President Trump flips coin before Army-Navy game, yet found nothing flips easier than Michael Cohen….
Trump picks former Fox News anchor Heather Nauert for UN ambassador. If she doesn’t get confirmed by the Senate, Trump says his second choice is the late Hugh Hefner’s girlfriend, Holly Madison….
Mike Bloomberg says he may sell his media company if he runs for president. You know, just a thought, but unless he picks Kevin Hart as his running mate, anyone standing next to him will look awkward….
It was raining again in L.A. — which meant residents would be moving whether they intend to or not….
In fact, there’s so much water, Meals on Wheels is now known as Meals on Deck….
A civil rights group in Neway go, MI is calling for the removal of the Three Wise Men statue. In fact, they plan to replace it with a standee of The Three Stooges to see if anyone notices….

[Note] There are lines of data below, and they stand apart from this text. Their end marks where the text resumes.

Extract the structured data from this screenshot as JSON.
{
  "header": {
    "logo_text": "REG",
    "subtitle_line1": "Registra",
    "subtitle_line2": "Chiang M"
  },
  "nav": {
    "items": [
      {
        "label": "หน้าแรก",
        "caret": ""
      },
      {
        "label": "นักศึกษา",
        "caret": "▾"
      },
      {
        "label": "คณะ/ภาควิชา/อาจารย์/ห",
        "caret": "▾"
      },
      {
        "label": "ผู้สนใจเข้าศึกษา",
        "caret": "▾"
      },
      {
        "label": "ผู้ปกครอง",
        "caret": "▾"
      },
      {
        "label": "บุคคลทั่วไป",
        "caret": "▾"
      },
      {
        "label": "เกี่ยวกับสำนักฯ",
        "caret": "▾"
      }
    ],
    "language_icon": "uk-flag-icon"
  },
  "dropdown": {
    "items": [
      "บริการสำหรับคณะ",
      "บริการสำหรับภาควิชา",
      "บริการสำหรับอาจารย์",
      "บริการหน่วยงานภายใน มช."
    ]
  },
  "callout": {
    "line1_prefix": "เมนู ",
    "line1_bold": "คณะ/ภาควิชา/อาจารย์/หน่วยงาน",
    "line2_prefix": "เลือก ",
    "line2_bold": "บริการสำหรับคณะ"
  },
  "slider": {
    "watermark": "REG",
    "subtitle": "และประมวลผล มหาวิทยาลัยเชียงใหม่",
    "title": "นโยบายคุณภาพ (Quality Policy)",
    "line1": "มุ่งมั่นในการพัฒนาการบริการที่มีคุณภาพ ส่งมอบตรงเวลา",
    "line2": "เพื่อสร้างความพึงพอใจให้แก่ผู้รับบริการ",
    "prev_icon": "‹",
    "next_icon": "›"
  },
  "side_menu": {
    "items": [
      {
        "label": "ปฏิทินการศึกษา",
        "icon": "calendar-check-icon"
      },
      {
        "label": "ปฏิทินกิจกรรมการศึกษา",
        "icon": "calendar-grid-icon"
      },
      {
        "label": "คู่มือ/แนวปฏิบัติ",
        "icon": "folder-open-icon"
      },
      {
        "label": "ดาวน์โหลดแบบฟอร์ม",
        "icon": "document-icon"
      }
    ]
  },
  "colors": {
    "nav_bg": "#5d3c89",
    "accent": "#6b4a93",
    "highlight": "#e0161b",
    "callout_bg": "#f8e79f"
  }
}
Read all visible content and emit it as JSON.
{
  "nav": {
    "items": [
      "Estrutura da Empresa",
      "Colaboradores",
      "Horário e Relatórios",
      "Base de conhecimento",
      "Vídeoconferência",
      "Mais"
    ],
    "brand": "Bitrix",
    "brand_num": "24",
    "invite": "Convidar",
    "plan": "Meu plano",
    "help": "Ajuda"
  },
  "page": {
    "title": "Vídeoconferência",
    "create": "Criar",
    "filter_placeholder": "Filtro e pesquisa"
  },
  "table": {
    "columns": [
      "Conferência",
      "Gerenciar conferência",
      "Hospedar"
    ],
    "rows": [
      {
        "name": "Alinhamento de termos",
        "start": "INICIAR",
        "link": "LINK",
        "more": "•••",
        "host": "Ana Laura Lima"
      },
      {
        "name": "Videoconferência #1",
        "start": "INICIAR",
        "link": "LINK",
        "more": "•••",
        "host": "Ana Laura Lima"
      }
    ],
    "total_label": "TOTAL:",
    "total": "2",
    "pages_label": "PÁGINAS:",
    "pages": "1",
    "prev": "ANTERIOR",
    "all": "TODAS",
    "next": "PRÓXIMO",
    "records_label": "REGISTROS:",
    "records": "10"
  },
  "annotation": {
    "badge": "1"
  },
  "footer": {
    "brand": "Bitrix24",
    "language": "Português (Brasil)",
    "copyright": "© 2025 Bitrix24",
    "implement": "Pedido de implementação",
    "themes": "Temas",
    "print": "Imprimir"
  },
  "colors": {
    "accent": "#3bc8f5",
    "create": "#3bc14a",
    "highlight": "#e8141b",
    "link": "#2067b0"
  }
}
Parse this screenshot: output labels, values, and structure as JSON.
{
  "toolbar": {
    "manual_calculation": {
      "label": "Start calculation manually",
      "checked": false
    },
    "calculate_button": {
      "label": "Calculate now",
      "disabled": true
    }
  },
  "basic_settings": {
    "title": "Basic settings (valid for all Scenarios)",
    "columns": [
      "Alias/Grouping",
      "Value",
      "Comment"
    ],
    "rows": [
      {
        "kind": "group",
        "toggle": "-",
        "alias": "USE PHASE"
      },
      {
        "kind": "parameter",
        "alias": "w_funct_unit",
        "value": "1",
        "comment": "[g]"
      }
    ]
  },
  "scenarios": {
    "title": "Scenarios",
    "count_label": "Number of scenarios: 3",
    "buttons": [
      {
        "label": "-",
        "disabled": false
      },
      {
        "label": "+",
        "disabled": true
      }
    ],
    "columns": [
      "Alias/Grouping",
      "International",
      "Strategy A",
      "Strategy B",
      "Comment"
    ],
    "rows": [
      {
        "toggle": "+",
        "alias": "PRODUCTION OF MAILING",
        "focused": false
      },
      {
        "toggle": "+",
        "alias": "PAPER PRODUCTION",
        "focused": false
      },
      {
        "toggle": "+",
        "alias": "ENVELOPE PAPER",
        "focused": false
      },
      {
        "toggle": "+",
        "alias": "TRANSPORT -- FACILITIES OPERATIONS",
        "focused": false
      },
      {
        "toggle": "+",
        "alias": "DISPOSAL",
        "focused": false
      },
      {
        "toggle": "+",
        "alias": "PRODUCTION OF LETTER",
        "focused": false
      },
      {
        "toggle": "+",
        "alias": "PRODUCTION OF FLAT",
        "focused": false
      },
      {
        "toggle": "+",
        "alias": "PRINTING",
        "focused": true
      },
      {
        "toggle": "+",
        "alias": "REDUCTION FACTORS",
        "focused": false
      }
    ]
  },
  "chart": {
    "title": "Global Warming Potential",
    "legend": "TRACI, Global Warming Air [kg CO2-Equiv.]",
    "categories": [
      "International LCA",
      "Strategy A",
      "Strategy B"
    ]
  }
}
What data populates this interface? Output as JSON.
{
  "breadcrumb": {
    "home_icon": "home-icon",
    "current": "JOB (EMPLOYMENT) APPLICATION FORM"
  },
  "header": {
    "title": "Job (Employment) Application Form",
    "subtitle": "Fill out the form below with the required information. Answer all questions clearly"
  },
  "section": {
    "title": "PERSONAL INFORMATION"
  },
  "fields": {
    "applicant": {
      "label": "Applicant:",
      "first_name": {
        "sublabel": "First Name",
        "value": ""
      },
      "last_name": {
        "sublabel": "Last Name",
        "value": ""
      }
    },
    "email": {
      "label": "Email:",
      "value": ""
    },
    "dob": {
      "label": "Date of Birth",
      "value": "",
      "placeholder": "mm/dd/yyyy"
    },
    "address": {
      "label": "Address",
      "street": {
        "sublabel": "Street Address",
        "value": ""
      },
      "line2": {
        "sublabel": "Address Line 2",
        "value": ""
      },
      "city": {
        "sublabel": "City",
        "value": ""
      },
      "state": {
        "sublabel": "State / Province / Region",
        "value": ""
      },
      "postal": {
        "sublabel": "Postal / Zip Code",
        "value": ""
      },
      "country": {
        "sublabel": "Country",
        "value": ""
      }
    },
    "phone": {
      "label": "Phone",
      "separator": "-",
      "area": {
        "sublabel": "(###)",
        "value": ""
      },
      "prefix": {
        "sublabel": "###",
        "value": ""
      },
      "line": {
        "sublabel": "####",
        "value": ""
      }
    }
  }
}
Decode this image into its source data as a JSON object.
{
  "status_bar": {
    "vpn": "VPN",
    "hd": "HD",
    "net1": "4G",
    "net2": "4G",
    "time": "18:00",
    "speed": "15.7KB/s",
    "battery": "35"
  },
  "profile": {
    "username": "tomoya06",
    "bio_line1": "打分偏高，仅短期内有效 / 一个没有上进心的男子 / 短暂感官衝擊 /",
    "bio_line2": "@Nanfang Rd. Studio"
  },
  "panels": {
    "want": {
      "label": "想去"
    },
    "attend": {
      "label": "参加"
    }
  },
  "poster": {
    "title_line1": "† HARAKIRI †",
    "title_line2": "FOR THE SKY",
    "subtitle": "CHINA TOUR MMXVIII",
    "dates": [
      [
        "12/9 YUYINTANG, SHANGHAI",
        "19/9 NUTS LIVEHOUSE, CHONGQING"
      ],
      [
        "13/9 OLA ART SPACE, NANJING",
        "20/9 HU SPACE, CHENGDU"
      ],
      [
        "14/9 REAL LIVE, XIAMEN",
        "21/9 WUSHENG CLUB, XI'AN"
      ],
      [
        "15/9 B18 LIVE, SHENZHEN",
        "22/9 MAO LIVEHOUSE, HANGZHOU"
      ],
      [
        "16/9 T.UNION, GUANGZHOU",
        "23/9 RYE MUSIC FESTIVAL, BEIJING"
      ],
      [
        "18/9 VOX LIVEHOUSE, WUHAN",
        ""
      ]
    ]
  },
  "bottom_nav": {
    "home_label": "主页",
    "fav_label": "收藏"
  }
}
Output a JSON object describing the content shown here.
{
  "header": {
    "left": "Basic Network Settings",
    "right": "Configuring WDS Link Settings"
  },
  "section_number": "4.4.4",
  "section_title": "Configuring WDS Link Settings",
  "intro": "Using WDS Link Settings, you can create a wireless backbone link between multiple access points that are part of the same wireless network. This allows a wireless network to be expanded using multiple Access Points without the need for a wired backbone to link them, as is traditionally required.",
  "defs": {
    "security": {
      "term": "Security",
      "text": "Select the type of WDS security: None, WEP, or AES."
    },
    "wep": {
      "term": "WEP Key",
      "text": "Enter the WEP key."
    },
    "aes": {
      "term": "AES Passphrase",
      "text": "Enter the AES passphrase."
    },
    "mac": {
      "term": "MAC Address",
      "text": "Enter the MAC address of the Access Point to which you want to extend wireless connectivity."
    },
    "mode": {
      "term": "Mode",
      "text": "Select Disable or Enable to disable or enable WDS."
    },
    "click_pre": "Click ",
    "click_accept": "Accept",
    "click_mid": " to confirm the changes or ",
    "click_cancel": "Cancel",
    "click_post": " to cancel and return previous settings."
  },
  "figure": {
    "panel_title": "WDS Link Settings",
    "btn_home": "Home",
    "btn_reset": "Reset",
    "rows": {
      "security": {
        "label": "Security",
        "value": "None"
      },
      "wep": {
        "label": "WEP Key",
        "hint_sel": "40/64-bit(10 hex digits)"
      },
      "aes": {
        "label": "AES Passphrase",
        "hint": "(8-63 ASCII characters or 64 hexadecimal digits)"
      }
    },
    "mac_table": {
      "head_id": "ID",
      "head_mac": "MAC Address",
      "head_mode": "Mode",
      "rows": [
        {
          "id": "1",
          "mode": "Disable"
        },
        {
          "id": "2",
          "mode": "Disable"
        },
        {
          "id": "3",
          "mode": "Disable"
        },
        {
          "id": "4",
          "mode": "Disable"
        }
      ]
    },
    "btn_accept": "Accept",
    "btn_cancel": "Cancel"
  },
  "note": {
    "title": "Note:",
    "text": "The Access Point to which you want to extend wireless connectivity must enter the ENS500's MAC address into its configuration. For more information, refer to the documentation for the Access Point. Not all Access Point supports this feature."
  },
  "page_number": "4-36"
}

Recreational marijuana is officially legal in Michigan. When wasn’t it recreational?….
China is set to launch an historic mission to the moon’s far side. If all goes well, astronauts on board the ISS can start ordering take-out….
Kirk Douglas is 102 today. He still can remember the night Larry King babysat him….
Kevin Hart steps down as Oscar host. I hope they’re short steps….
A Charlie Brown Christmas returns to TV. Unfortunately,thanks to the pc police, they will only broadcast the opening and closing credits….
Megyn Kelly is now free to work for other news outlets after NBC exit. She’s got as good chance of working as Ted Danson has doing black faceon BET….
The good news: Tumblr says they will ban all adult content. The bad news: no more Tumblr…..
Bruce Springsteen, a lifelong democrat, predicts Donald Trump will win in 2020. Ironically, it makes Trump sound like he was born to run….
Howie Fox resides in New York, though his mind can often be found in the gutter. He writes for comedians when not kvetching. He can be reached at email@example.com.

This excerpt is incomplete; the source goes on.